Brève

L’autonomie stratégique, nouveau fer de lance de la recherche européenne

Le 27 avril 2021 par Thibault Menut

En voulant exclure le Royaume-Uni, Israël et la Suisse de ses programmes de recherche sur le quantique et le spatial, la Commission européenne souhaite promouvoir « l’autonomie stratégique européenne » au cœur de ses actions. Une décision révélatrice d’un changement de paradigme en cours au sein des instances bruxelloises, mais qui pourrait marquer un retrait définitif des 27 Etats-Membres de la course au quantique, dominée par les Etats-Unis et la Chine.

Selon Politico, la Commission européenne souhaite réduire le nombre des États investis dans le programme-cadre Horizon Europe. Destiné à la recherche et l’innovation pour la période  2021-2027, celui-ci dispose d’un budget de 95,5 milliards d’euros sur la période concernée, un montant 30% supérieur à son prédécesseur, Horizon 2020 qui couvrait la période 2014-2020. 

Cette volonté n’est pas nouvelle puisqu’en mars 2021, des diplomates européens ont déclaré que Thierry Breton, Commissaire européen chargé au marché intérieur, menait une campagne de lobbying auprès des Etats-membres destinée à exclure ces pays des programmes de recherche liés à l’informatique quantique. Dès lors, il ne resterait que la Norvège, l’Islande et le Liechtenstein comme pays non-membres de l’Union à participer dans ce projet.
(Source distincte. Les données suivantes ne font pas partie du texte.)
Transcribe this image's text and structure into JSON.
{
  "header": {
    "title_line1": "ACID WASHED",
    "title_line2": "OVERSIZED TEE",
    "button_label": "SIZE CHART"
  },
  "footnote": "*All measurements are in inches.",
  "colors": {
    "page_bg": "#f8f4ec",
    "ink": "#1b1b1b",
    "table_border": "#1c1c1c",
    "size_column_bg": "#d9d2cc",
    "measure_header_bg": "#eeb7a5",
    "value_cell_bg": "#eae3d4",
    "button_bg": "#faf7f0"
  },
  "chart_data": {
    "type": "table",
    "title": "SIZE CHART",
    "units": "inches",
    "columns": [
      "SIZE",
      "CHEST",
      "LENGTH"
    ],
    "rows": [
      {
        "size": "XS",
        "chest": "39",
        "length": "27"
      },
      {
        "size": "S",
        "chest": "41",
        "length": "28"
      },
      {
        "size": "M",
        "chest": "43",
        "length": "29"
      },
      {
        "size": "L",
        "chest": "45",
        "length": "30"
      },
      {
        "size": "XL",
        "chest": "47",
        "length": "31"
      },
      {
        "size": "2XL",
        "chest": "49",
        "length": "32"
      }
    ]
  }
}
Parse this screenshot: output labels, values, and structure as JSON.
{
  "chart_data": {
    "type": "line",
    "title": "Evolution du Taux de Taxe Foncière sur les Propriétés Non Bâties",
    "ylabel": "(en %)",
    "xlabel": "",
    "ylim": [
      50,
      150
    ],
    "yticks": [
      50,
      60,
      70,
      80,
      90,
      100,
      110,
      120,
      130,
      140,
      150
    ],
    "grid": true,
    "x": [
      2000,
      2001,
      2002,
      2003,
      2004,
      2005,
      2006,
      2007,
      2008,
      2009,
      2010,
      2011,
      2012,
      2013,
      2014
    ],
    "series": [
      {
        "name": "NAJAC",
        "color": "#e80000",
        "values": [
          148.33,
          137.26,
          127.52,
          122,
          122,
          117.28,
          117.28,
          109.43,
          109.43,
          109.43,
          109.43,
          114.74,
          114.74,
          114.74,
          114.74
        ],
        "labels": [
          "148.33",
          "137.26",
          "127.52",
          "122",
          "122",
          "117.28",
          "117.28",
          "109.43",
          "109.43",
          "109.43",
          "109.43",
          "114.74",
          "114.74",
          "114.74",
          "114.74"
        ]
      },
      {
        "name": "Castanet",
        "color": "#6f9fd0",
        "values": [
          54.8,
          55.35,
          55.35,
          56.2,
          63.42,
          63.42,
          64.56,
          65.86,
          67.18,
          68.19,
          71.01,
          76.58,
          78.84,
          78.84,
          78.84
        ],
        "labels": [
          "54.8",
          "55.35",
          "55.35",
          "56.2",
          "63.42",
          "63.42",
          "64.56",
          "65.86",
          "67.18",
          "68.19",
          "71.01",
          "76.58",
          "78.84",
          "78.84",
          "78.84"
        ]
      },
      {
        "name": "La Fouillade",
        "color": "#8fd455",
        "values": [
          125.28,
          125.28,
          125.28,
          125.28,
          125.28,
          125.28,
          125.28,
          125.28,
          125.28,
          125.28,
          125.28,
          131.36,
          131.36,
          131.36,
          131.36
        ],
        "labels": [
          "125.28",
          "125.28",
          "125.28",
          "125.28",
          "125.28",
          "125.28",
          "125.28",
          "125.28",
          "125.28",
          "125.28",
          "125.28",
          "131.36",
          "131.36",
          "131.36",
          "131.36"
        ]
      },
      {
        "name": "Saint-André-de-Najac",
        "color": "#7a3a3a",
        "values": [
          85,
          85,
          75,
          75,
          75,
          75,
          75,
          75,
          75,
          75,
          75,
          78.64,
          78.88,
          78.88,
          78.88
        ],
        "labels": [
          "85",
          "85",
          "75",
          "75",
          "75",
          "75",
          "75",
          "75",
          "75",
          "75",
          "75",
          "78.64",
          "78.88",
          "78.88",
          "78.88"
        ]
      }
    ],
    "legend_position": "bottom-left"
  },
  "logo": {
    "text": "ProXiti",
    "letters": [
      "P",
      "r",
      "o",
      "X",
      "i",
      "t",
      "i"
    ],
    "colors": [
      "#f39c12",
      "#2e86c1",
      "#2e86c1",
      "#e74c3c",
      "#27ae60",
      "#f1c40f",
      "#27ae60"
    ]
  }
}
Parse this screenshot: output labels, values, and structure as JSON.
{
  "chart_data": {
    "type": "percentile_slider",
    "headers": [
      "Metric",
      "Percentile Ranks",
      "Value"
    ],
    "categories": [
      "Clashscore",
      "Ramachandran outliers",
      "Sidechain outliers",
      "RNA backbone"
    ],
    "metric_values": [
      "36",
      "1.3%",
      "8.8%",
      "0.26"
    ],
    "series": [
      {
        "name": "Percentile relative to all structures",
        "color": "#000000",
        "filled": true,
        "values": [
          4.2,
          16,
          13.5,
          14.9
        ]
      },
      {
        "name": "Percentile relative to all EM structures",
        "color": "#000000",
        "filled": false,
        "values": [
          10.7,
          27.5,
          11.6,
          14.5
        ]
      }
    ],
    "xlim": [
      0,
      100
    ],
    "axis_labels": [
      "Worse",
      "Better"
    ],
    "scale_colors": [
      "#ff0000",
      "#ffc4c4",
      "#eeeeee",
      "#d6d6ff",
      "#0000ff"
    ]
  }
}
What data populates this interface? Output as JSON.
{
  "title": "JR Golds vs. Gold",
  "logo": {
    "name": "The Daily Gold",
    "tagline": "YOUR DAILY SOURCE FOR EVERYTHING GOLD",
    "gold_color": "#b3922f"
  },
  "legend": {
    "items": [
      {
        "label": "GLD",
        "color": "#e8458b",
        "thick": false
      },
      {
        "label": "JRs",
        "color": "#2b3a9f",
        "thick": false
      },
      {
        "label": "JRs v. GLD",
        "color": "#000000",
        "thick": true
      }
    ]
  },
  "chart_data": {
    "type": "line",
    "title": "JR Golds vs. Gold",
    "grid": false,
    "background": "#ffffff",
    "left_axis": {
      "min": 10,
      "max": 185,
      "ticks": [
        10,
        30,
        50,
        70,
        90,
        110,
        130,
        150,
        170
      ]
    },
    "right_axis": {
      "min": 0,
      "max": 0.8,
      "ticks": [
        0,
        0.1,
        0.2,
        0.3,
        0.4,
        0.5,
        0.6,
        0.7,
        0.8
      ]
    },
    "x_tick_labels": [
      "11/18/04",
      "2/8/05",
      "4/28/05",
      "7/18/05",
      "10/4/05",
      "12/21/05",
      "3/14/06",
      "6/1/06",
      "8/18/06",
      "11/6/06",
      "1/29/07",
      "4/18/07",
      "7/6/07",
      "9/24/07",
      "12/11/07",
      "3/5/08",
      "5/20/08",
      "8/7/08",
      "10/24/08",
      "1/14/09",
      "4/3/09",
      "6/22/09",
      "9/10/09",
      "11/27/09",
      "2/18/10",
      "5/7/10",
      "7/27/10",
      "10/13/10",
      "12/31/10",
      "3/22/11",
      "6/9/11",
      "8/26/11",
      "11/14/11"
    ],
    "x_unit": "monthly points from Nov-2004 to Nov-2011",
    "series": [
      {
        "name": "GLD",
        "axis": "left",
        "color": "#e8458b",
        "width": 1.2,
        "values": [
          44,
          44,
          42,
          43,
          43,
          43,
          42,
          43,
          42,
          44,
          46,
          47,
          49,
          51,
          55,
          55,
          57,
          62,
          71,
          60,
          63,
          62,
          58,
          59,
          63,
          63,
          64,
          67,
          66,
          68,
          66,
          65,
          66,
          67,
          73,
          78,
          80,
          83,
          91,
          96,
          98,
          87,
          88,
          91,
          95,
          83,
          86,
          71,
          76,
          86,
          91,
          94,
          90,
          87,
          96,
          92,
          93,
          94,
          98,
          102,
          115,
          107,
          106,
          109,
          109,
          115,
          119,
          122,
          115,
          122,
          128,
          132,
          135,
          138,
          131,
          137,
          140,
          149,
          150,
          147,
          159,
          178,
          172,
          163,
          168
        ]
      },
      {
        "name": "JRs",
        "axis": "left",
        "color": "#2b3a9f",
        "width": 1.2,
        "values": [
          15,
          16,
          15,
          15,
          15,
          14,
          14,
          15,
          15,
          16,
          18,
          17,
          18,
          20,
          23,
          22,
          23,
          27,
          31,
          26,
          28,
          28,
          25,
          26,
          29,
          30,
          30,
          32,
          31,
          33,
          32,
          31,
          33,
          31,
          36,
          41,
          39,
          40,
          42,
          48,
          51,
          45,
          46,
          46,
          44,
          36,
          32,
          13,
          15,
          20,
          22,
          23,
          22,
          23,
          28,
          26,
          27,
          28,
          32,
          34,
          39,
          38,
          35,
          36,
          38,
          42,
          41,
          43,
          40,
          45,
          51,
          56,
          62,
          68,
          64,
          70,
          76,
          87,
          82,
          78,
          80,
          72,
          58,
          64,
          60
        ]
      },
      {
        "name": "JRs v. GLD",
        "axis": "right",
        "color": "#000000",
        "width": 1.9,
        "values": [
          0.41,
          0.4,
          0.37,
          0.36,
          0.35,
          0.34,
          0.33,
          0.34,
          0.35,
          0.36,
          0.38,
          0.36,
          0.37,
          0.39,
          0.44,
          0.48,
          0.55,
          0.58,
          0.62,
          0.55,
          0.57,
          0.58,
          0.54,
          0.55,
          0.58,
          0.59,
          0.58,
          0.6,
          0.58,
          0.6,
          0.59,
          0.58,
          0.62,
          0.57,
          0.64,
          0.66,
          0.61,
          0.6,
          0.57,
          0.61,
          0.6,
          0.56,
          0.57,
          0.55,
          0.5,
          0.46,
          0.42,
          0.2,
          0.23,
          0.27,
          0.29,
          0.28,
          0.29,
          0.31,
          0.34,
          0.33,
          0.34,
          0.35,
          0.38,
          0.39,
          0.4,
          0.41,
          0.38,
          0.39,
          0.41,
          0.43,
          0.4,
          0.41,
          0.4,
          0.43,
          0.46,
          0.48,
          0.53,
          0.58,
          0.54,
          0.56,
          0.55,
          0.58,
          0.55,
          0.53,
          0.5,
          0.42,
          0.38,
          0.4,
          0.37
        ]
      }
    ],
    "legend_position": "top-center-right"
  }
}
Cette stratégie ne fait pas que des heureux. L’Autriche et le Danemark critiquent ouvertement cette position européenne, ce qui aboutit à un report d’une réunion prévue par la Commission Européenne le 19 avril 2021 au sujet d’Horizon Europe. Ces derniers mettent en avant que ces pays sont en avance technologiquement et qu’il est nécessaire de les intégrer à ce programme. Conscients de la nécessité de défendre les intérêts stratégiques européens, ils proposent de trouver un compromis, à savoir que les entités non-européennes ne soient exclues qu’au cas par cas et sur la base de justifications stratégiques spécifiques. Un constat partagé par la communauté scientifique, qui estime que ces pays mis en avant donnent plus qu’ils ne reçoivent dans le cadre de la recherche, notamment dans l’informatique quantique. Ils craignent également une fuite des cerveaux, attirés par des moyens plus conséquents mis à disposition à l’étranger.

L’Europe est pour l’instant à la traîne sur le sujet, bien loin des Etats-Unis, actuels leaders, qui viennent d’augmenter leur budget dédié de 30% pour l’année 2021, et la Chine qui reste en embuscade avec un léger retard. Une situation qui laisse l’Europe à l’écart, elle qui ne dispose pas d’entreprises leaders telles que IBM, Microsoft, Google ou encore Baidu.

Au-delà des débats sur les conséquences d’un rejet de ces pays du programme Horizon Europe, une prise de conscience des enjeux liés à l’autonomie stratégique s’effectue à Bruxelles, même s’il n’est pas appliqué à l’ensemble des secteurs, en témoigne l’inclusion de géants du numériques américains et chinois dans le projet Gaia-X. Il s’agit maintenant pour l’Europe de choisir les secteurs dans lesquels appliquer cette nouvelle politique à son avantage, sans exacerber son retard dans certaines industries d’avenir.